The following chart appeared on my Twitter feed last week:
There is quite a lot of information on there, but bar charts are not perhaps the best choice for visualising data over time.
This is not to be critical - it gets a lot of data across in one plot, but I thought it would be interesting to have a bash at displaying the data using R, using my go-to graphics package, ggplot2.
By the way, for those who don’t know - the SIMD is the Scottish Index of Multiple Deprivation, which “identifies small area concentrations of multiple deprivation across all of Scotland in a consistent way.
It allows effective targeting of policies and funding where the aim is to wholly or partly tackle or take account of area concentrations of multiple deprivation”. (Courtesy of the Scottish Govt website). So each postcode in Scotland is assigned to a datazone, and those datazones are ranked on the SIMD - see the link for more information.
I knew that this would be ideal for faceting (one of the key strengths of ggplot2 - basically creating small multiples, using a couple of different display options, namely geom_grid or geom_wrap).
I created a simple text file reading the values from the original bar chart, and loaded that up into R. I also created a variable for faceting the plot easily. This required that the labels be re-ordered:
# create facet labels, reset factor levels and display to check order data$facetlabs <- as.factor(paste("SIMD",data$Decile)) data$facetlabs <- factor(data$facetlabs,levels(data$facetlabs[c(1,3:9,10,2)]) levels(data$facetlabs)
My first draft using ggplot2 resulted in the following:
Notice the nice subtitle below the main title - this is due to the sterling work of Bob Rudis - who created this functionality and which is now in in the development version of ggplot2 on github. For more information on this, please see Bob’s blog post here.
This clearly shows the change over time amongst the deciles. I kept the facet labels colouring consistent, so as not to distract. In an earlier version, I’d annotated the red target line as such but it didn’t look very good when viewing the final plot.

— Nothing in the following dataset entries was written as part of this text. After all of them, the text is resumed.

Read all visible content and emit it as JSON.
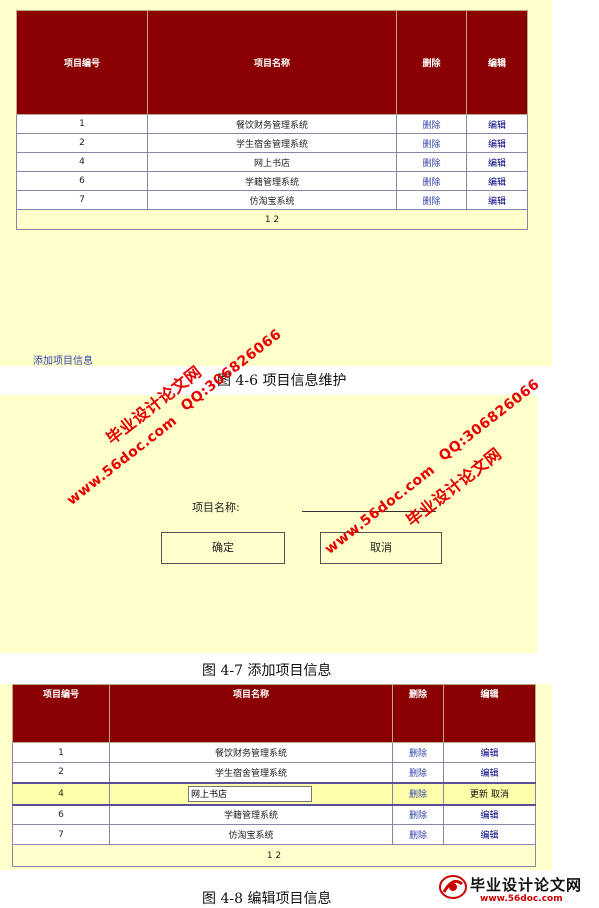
{
  "fig6": {
    "headers": [
      "项目编号",
      "项目名称",
      "删除",
      "编辑"
    ],
    "rows": [
      {
        "id": "1",
        "name": "餐饮财务管理系统",
        "del": "删除",
        "edit": "编辑"
      },
      {
        "id": "2",
        "name": "学生宿舍管理系统",
        "del": "删除",
        "edit": "编辑"
      },
      {
        "id": "4",
        "name": "网上书店",
        "del": "删除",
        "edit": "编辑"
      },
      {
        "id": "6",
        "name": "学籍管理系统",
        "del": "删除",
        "edit": "编辑"
      },
      {
        "id": "7",
        "name": "仿淘宝系统",
        "del": "删除",
        "edit": "编辑"
      }
    ],
    "pager": "1 2",
    "add_link": "添加项目信息",
    "caption": "图 4-6 项目信息维护"
  },
  "fig7": {
    "label": "项目名称:",
    "ok_button": "确定",
    "cancel_button": "取消",
    "caption": "图 4-7 添加项目信息"
  },
  "fig8": {
    "headers": [
      "项目编号",
      "项目名称",
      "删除",
      "编辑"
    ],
    "rows": [
      {
        "id": "1",
        "name": "餐饮财务管理系统",
        "del": "删除",
        "edit": "编辑"
      },
      {
        "id": "2",
        "name": "学生宿舍管理系统",
        "del": "删除",
        "edit": "编辑"
      }
    ],
    "edit_row": {
      "id": "4",
      "name_value": "网上书店",
      "del": "删除",
      "update": "更新",
      "cancel": "取消"
    },
    "rows_after": [
      {
        "id": "6",
        "name": "学籍管理系统",
        "del": "删除",
        "edit": "编辑"
      },
      {
        "id": "7",
        "name": "仿淘宝系统",
        "del": "删除",
        "edit": "编辑"
      }
    ],
    "pager": "1 2",
    "caption": "图 4-8 编辑项目信息"
  },
  "watermarks": {
    "site": "www.56doc.com",
    "qq": "QQ:306826066",
    "brand": "毕业设计论文网",
    "logo_text": "毕业设计论文网",
    "logo_url": "www.56doc.com"
  },
  "colors": {
    "header_bg": "#8b0000",
    "panel_bg": "#ffffcc",
    "watermark": "#e60000",
    "link": "#3344aa"
  }
}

As a simple alternative, this works quite well. However, I’d seen another blog post by Bob Rudis - (who, you may have gathered, is a ggplot2 / R guru), where he demonstrated his newest creation - dumbbell plots : exercising-with-ggalt-dumbbells.

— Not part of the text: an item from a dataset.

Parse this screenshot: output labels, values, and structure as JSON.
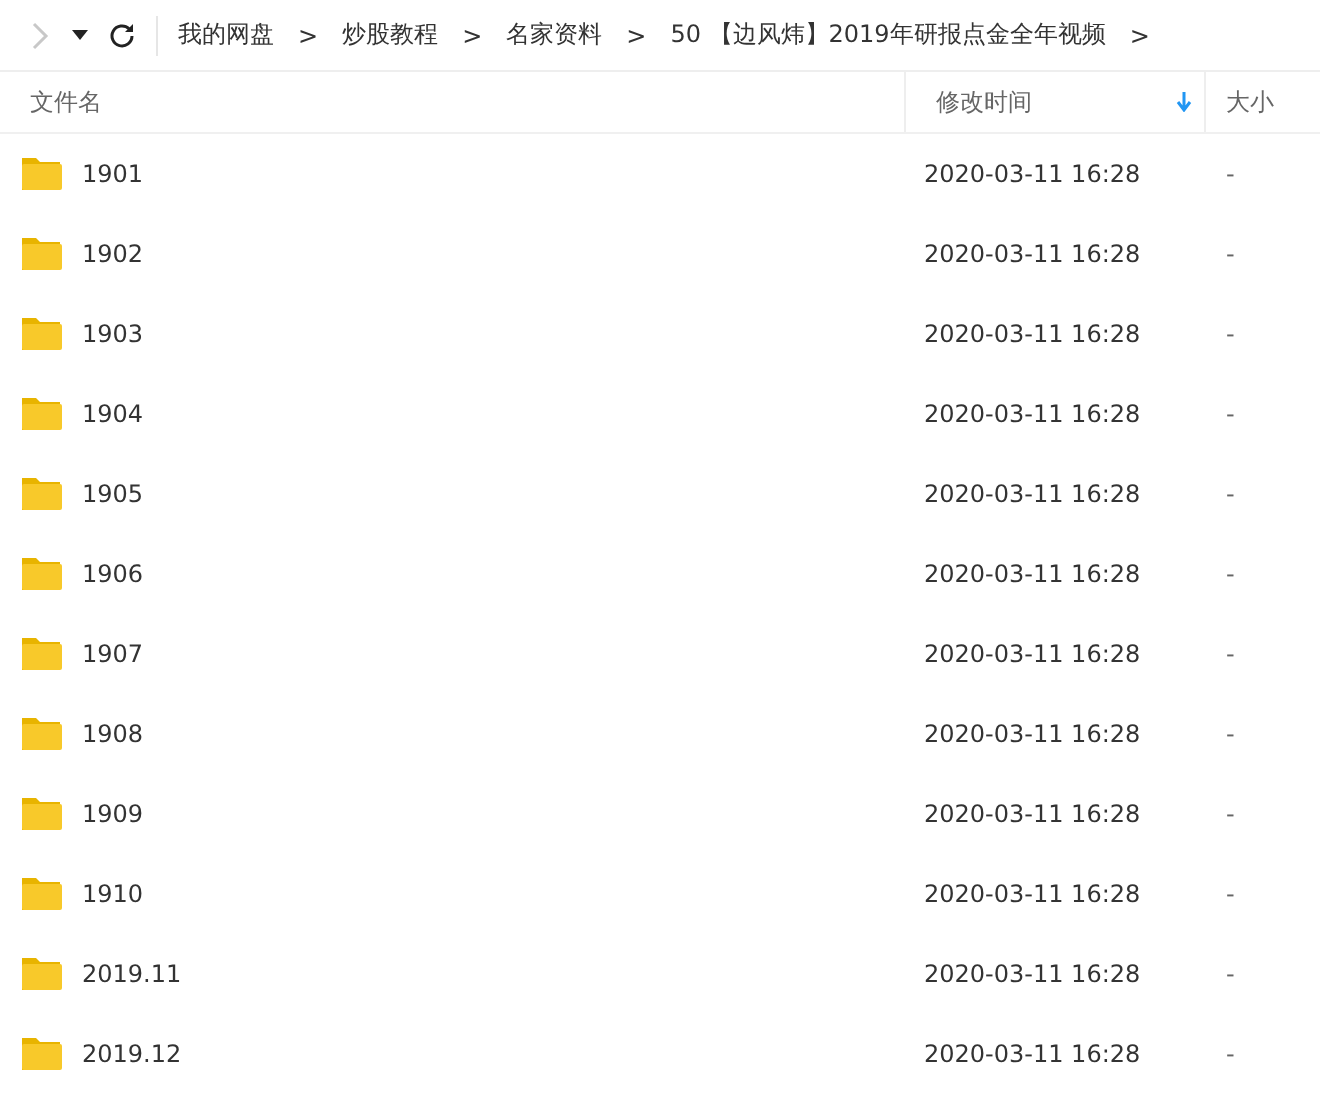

I wanted to give this a try, so, armed with a fresh install of Bob’s package ggalt, I produced the following:
I’d already managed to get the value labels either side of the dumbell points, but I needed Bob’s blog code to get the Year values to appear above the points for SIMD 10.

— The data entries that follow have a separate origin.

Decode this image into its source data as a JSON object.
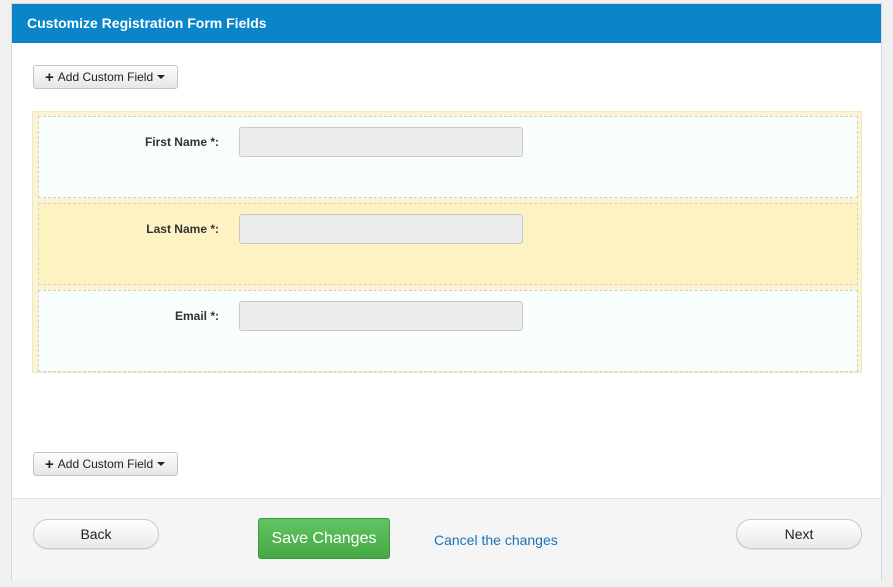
{
  "header": {
    "title": "Customize Registration Form Fields"
  },
  "add_field_button": {
    "label": "Add Custom Field"
  },
  "fields": [
    {
      "label": "First Name *:",
      "value": ""
    },
    {
      "label": "Last Name *:",
      "value": ""
    },
    {
      "label": "Email *:",
      "value": ""
    }
  ],
  "footer": {
    "back_label": "Back",
    "save_label": "Save Changes",
    "cancel_label": "Cancel the changes",
    "next_label": "Next"
  },
  "colors": {
    "header_bg": "#0a85c9",
    "save_bg": "#51b351",
    "link": "#1a73b8",
    "highlight_row": "#fdf2c2"
  }
}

Throughout this work, I faced some challenges - probably self inflicted!
For one, I was struggling to filter my “data3” dataframe for a specific SIMD. Then I remembered that this was a factor, not a character. I didn’t want to risk breaking the working code elsewhere, and I realised I need to filter on the factor levels, but could not get the correct syntax.
Thankfully, Stack Overflow came to the rescue, with a solution that I would probably not have arrived at myself: filter-factor-levels-in-r-using-dplyr.
Armed with this knowledge I created another small dataframe and used that for the filtering and subsequent labelling:
nonWantedLevels <- c(1:9) SIMD10 <- filter(data3,!as.integer(dfy)%in% nonWantedLevels)
This may not be the most efficient way of doing this, but it worked..
The other wee challenge towards the end was to figure out the use of vjust to get the year labels above the SIMD 10 dumbell.
A quick check on Stack Overflow suggests that acceptable values are in the range 0 and 1.
I need to do some more research on this because entering 1 for the vjust did not put the labels where I wanted them - here is my final code for the plot:
# text above points p <- p + geom_text(data=SIMD10, aes(x=dfx, y=dfy, label="2009"), size=3, vjust=-1.5, fontface="bold") p <- p + geom_text(data=SIMD10, aes(x=dfxend, y=dfy, label="2015"), size=3, vjust=-1.5, fontface="bold")
Geom_text is not one I’ve had to use much, if at all to date so now I have a better handle on it (apart from vjust, obviously) I may make more use of it at work to annotate run charts.
One feature missing from these is the ability to show the 60% target by 2010. It would be possible to add in a vertical marker at the corresponding point on the x-axis to represent the 2010 value.
However, as it stands this does a good job of allowing us to see and compare relative progress from each decile’s starting point.
Its also easier to see the progress in SIMD 7 compared to SIMD 8.
This is quite a simple example, and data visualisation purists may have arguments against using these plots.
I think they are a useful tool to have available - sometimes, you have to break the data vis rules to get people’s attention.
From there you can have the discussions you need to allow them to probe and develop their understanding, and then over time, you can introduce the “correct” charts.
The faceted plot is better suited, and gets all the data accross, but if geom_dumbell becomes mainstream in ggplot2, then I certainly wouldn’t rule out using it again.